The WUP lineup for the final game of the season was Al Marshall (left end), Williams (left tackle), Charles Burheim (left guard), Jesse Kaufman (center), McConkey (right guard), Edgar Guilford (right tackle), Jay Henry (right end), William Shaler (quarterback), John Kennihan (left halfback), Judd Bruff (right halfback) and Weakley (fullback).

| Team | 1 | 2 | Total |
|---|---|---|---|
| WUP | 0 | 0 | 0 |
| • Grove City | 6 | 6 | 12 |

==Roster==
The roster of the 1896 Western University of Pennsylvania football team:

- Edgar Guilford (right tackle/Team Captain) He received his Doctor of Medicine degree in 1899 and lived in Waterbury, Connecticut.
- A. A. Marshall (left end) received his Bachelor of Philosophy degree in 1894 and was in the Law School class of 1897. He previously played football for the Allegheny Athletic Association.
- Williams (left tackle) was a member of the class of 1900 in the Collegiate Department.
- Charles George Burheim (left guard) received his Doctor of Medicine degree in 1899.
- Jesse Kaufman (center) received his associate degree from the college in 1900. He lived in McWhorter, West Virginia.
- McConkey (right guard) was a member of the class of 1899 in the Law School.

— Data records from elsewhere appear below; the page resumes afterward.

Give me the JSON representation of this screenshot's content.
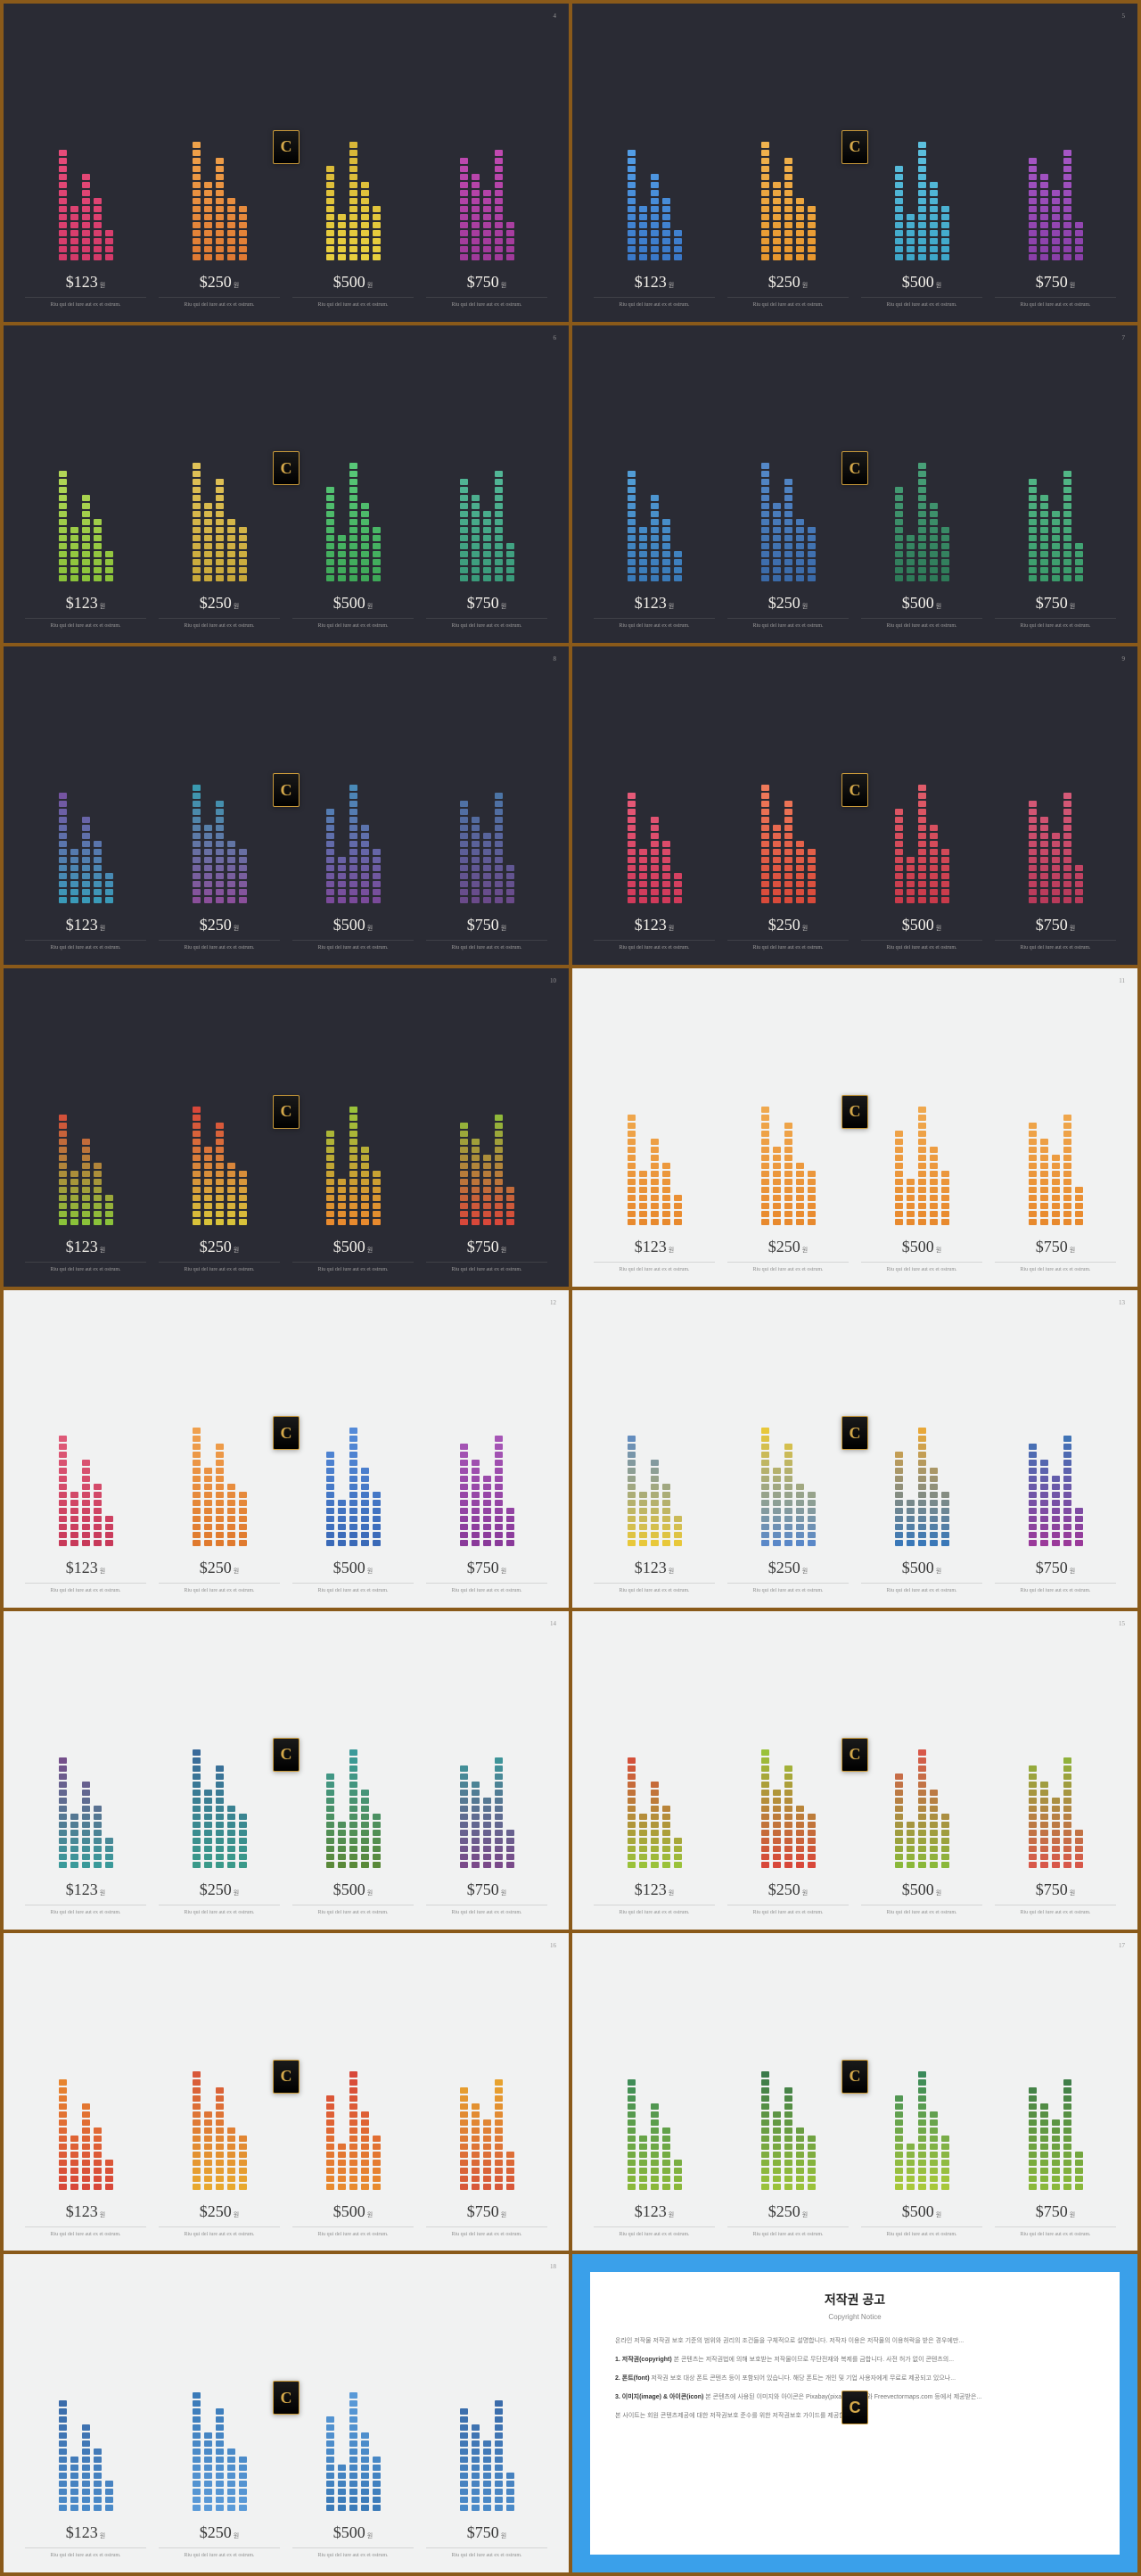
{
  "bar_heights": [
    14,
    7,
    11,
    8,
    4,
    15,
    10,
    13,
    8,
    7,
    12,
    6,
    15,
    10,
    7,
    13,
    11,
    9,
    14,
    5
  ],
  "bar_max_segments": 15,
  "bars_per_group": 5,
  "groups_per_slide": 4,
  "price_labels": [
    "$123",
    "$250",
    "$500",
    "$750"
  ],
  "price_unit": "원",
  "chart_caption": "Riu qui del iure aut ex et ostrum.",
  "badge_letter": "C",
  "slides": [
    {
      "bg": "dark",
      "page": "4",
      "palettes": [
        [
          "#d43a6a",
          "#e84c7a"
        ],
        [
          "#e07a33",
          "#efa24a"
        ],
        [
          "#e8cf3e",
          "#d8b638"
        ],
        [
          "#a03a9a",
          "#c24ab2"
        ]
      ]
    },
    {
      "bg": "dark",
      "page": "5",
      "palettes": [
        [
          "#3a78c8",
          "#54a0e8"
        ],
        [
          "#e8972e",
          "#efb24e"
        ],
        [
          "#3ea6c8",
          "#5cc0de"
        ],
        [
          "#8a3fa8",
          "#a858c8"
        ]
      ]
    },
    {
      "bg": "dark",
      "page": "6",
      "palettes": [
        [
          "#8ac23a",
          "#b4d858"
        ],
        [
          "#c8a83a",
          "#e0c258"
        ],
        [
          "#3ea858",
          "#58c878"
        ],
        [
          "#3a9a7a",
          "#54b898"
        ]
      ]
    },
    {
      "bg": "dark",
      "page": "7",
      "palettes": [
        [
          "#3a7ab8",
          "#54a0d8"
        ],
        [
          "#3a6aa8",
          "#5488c8"
        ],
        [
          "#2e7a58",
          "#48a078"
        ],
        [
          "#3a9a6a",
          "#54b888"
        ]
      ]
    },
    {
      "bg": "dark",
      "page": "8",
      "palettes": [
        [
          "#3a9ab8",
          "#7a4fa0"
        ],
        [
          "#8a4f9a",
          "#3a9ab0"
        ],
        [
          "#7a4a9a",
          "#4a8ab8"
        ],
        [
          "#6a4a8a",
          "#4a78a8"
        ]
      ]
    },
    {
      "bg": "dark",
      "page": "9",
      "palettes": [
        [
          "#d03a5a",
          "#e85c7a"
        ],
        [
          "#d84a3a",
          "#ef7a5a"
        ],
        [
          "#c83a4a",
          "#e05c6a"
        ],
        [
          "#b83a5a",
          "#d85c7a"
        ]
      ]
    },
    {
      "bg": "dark",
      "page": "10",
      "palettes": [
        [
          "#8ac23a",
          "#d8483a"
        ],
        [
          "#d8c23a",
          "#d8483a"
        ],
        [
          "#e88a2e",
          "#9ac23a"
        ],
        [
          "#d8483a",
          "#8ac23a"
        ]
      ]
    },
    {
      "bg": "light",
      "page": "11",
      "palettes": [
        [
          "#e88a2e",
          "#efa84e"
        ],
        [
          "#e88a2e",
          "#efa84e"
        ],
        [
          "#e88a2e",
          "#efa84e"
        ],
        [
          "#e88a2e",
          "#efa84e"
        ]
      ]
    },
    {
      "bg": "light",
      "page": "12",
      "palettes": [
        [
          "#c83a5a",
          "#e05c7a"
        ],
        [
          "#e07a2e",
          "#efa04e"
        ],
        [
          "#3a6ab8",
          "#548ad8"
        ],
        [
          "#8a3a9a",
          "#a858b8"
        ]
      ]
    },
    {
      "bg": "light",
      "page": "13",
      "palettes": [
        [
          "#e8c83a",
          "#5a88c8"
        ],
        [
          "#5a88c8",
          "#e8c83a"
        ],
        [
          "#3a78b8",
          "#e8a83a"
        ],
        [
          "#9a3a9a",
          "#3a78b8"
        ]
      ]
    },
    {
      "bg": "light",
      "page": "14",
      "palettes": [
        [
          "#3a9a9a",
          "#7a4a8a"
        ],
        [
          "#3a9a8a",
          "#3a6a9a"
        ],
        [
          "#5a8a3a",
          "#3a9a9a"
        ],
        [
          "#7a4a8a",
          "#3a9a9a"
        ]
      ]
    },
    {
      "bg": "light",
      "page": "15",
      "palettes": [
        [
          "#9ac23a",
          "#d8483a"
        ],
        [
          "#d8483a",
          "#9ac23a"
        ],
        [
          "#8ab83a",
          "#d8584a"
        ],
        [
          "#d8584a",
          "#8ab83a"
        ]
      ]
    },
    {
      "bg": "light",
      "page": "16",
      "palettes": [
        [
          "#d8483a",
          "#e88a2e"
        ],
        [
          "#e8a82e",
          "#d8583a"
        ],
        [
          "#e88a2e",
          "#d8483a"
        ],
        [
          "#d8583a",
          "#e8a82e"
        ]
      ]
    },
    {
      "bg": "light",
      "page": "17",
      "palettes": [
        [
          "#8ab83a",
          "#3a8a5a"
        ],
        [
          "#9ac23a",
          "#3a7a4a"
        ],
        [
          "#a8c83a",
          "#3a8a5a"
        ],
        [
          "#8ab83a",
          "#3a7a4a"
        ]
      ]
    },
    {
      "bg": "light",
      "page": "18",
      "palettes": [
        [
          "#4a8ac8",
          "#3a6aa8"
        ],
        [
          "#5a9ad8",
          "#3a7ab8"
        ],
        [
          "#3a7ab8",
          "#5a9ad8"
        ],
        [
          "#4a8ac8",
          "#3a6aa8"
        ]
      ]
    }
  ],
  "copyright": {
    "title": "저작권 공고",
    "subtitle": "Copyright Notice",
    "paragraphs": [
      "온라인 저작물 저작권 보호 기준의 범위와 권리의 조건들을 구체적으로 설명합니다. 저작자 이용은 저작물의 이용허락을 받은 경우에만...",
      "<b>1. 저작권(copyright)</b> 본 콘텐츠는 저작권법에 의해 보호받는 저작물이므로 무단전재와 복제를 금합니다. 사전 허가 없이 콘텐츠의...",
      "<b>2. 폰트(font)</b> 저작권 보호 대상 폰트 콘텐츠 등이 포함되어 있습니다. 해당 폰트는 개인 및 기업 사용자에게 무료로 제공되고 있으나...",
      "<b>3. 이미지(image) & 아이콘(icon)</b> 본 콘텐츠에 사용된 이미지와 아이콘은 Pixabay(pixabay.com)와 Freevectormaps.com 등에서 제공받은...",
      "본 사이트는 회원 콘텐츠제공에 대한 저작권보호 준수를 위한 저작권보호 가이드를 제공합니다."
    ]
  }
}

He had played football at both the University of Michigan and Grove City College prior to entering WUP.
- Jay Henry (right end)	originally played football at the University of Notre Dame then enrolled at WUP for medical school. He earned his Doctor of Medicine degree in 1899.
- Donaldson (left halfback) was a member of the class of 1900 in the Collegiate Department. He played football at The Kiski School prior to entering WUP.
- Weakley (right halfback) was a member of the class of 1899 in the Medical Department. He previously played football at Grove City College.
- Kirkpatrick (fullback) was a member of the class of 1899 in the Collegiate Department.
- William Shaler (quarterback) was a member of the class of 1898 in the Collegiate Department.
- Walter Burtt (substitute lineman) received his Associate Engineering degree in 1896. He previously played football at Adrian College (Mich.).
- John Kennihan (substitute halfback) received his Doctor of Medicine degree in 1900. He lived in Sharpsburg, Pennsylvania.
- William Alexander (substitute) received his Associate College degree in 1896. He lived in Pittsburgh, Pa.
- Judd Bruff (substitute guard) earned his Associate College degree in 1899 and resided in Pittsburgh, Pa.
- S. M. Kier (fullback) earned his Electrical Engineering degree in 1898.
- Edwin "Ned" Johnston (left end) earned his Mechanical Engineering degree in 1897 and lived in Canonsburg, Pennsylvania.
- Albert Riley (end) received his Mechanical Engineering degree in 1898 and resided in Canonsburg, Pa.
- Smith (right guard)

==Coaching staff==

- George W. Hoskins (coach/center) previously played football and coached at Pennsylvania State College.
- F. W. Miller (team manager) received his Bachelor of Arts and Masters of Arts degrees in 1897 followed by a Bachelor of Laws in 1900. He lived in Pittsburgh, Pennsylvania.